The other women, seeing what she did, thought that she was acting wisely in the hope of gaining Khaled’s favour, seeing that he was the chief of their enemies, so they, too, came near, and brought water for his hands, and perfumes, and sweetmeats, thinking to outdo her. But she pushed them away, taking what they brought for him, and offering it herself.
‘Are you better than we?’ the women said angrily. ‘Has our lord chosen you for himself, that you will not let us come near him?’
Then Khaled noticed her and began to wonder at her attention and zeal.
‘What is your name?’ he asked. But she did not speak. ‘Who is she?’ he inquired of the other women.
‘She is an unbeliever,’ they answered contemptuously. ‘And she is proud, for she trusts in her white skin and her blue eyes, and her hair which is red without henna. She thinks she is better than we. Command us to uncover our faces, that you may see and judge between us.’

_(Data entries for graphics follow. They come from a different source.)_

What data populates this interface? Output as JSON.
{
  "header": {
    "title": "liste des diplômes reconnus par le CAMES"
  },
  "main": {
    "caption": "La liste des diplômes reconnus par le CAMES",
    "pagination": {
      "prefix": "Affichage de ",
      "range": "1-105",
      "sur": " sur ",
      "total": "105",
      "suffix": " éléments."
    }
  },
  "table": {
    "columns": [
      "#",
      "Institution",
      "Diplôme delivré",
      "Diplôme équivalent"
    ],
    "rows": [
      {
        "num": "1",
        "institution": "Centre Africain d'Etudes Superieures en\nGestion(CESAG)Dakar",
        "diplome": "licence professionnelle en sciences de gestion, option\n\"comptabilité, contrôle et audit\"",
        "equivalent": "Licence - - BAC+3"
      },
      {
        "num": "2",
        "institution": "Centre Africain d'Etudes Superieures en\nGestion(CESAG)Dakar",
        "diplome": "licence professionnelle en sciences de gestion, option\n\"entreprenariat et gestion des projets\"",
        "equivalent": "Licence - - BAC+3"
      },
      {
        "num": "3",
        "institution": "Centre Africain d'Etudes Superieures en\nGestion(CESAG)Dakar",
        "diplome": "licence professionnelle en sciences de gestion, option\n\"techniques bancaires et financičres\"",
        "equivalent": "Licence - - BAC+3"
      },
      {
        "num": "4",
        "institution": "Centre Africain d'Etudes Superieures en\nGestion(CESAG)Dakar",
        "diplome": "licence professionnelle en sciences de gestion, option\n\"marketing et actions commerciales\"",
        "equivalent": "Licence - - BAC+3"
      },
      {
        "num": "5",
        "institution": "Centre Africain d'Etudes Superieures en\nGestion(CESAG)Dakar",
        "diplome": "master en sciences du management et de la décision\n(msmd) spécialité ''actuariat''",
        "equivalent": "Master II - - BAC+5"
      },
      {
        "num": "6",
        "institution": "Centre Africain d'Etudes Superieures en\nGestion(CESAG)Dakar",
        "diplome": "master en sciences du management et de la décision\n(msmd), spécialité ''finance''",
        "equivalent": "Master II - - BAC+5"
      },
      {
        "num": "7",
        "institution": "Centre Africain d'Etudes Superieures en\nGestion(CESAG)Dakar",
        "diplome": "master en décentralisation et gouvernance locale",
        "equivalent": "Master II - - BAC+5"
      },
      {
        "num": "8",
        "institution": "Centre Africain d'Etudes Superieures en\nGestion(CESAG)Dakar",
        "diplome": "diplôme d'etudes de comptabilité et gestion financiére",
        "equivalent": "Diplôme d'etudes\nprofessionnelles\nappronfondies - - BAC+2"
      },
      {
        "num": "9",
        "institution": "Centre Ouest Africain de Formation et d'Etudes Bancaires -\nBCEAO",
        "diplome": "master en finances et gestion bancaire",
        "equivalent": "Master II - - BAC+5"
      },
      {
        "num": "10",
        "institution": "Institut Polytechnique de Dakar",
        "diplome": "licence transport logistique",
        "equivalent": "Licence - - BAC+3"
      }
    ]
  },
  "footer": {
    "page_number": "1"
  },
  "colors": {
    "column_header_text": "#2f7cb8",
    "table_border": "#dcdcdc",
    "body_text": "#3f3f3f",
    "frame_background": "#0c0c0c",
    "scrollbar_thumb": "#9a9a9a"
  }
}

‘Let it be so. Let us see who is the fairest,’ said Khaled, and he laughed.
Then the woman who sat at his feet threw aside her veil, and all the others did the same. Khaled saw that the one was certainly more beautiful than the rest, for her skin was as white as milk, and her eyes like the sea of Oman when it is blue in winter. She had also long hair, plaited in three tresses which came down to her feet, red as the locusts when the sun shines upon them at evening, and not dyed.
‘There is a bay mare in a stable of black ones,’ Khaled said. ‘What is the name of the bay mare?’
‘Her name is Aziz, and she is a Christian,’ said one of the women.
‘Not Aziz — Almasta,’ said the beautiful woman in an accent which showed that she could not speak Arabic fluently. ‘Almasta, a Christian.’
/> ‘She was lately sent as a present to our master by the Emir of Basrah,’ said one of the others.
‘He paid a thousand and five hundred sequins for her, for she was brought from Georgia,’ said another. ‘But I am a free woman, and myself the daughter of an emir.’
Then all the others began to scream.
‘It is a lie,’ they cried. ‘Your father was a white slave from Syria.’
‘You are fools,’ retorted the woman who had spoken. ‘You should have said that you were also free women and the daughters of emirs. So our lord would have treated you with more consideration.’
The others saw their folly and were silent and drew back, but Khaled only smiled.
‘As good mares are bred in the stable as in the desert,’ he said, and the women laughed with him at the jest, for they saw that it pleased him.
But Almasta was silent and sat at his feet, looking into his face.
‘You must learn to talk in Arabic,’ he said, ‘and then you will be able to tell stories of your native country to the Sultan, for he loves tales of travel.’
Almasta smiled and bent her head a little, but she did not understand all he said, being but lately come into Arabia.
‘I will go with you,’ she answered.
‘Yes. You will go with me to Riad to the Sultan, and perhaps he will make you his wife, for he has none at present.’
‘I will go with you,’ she repeated, looking at him.
‘She does not understand you,’ said the women, laughing at her ignorance of their own tongue.
‘It is no matter,’ said Khaled. ‘She will learn in due time. Perhaps it has pleased Allah to send my lord the Sultan a wife without a tongue for a blessing in his old age.’
‘I will go with you,’ Almasta said again.
‘She can say nothing else,’ jeered the women.
One of them pulled her by her upper garment, so that she looked round.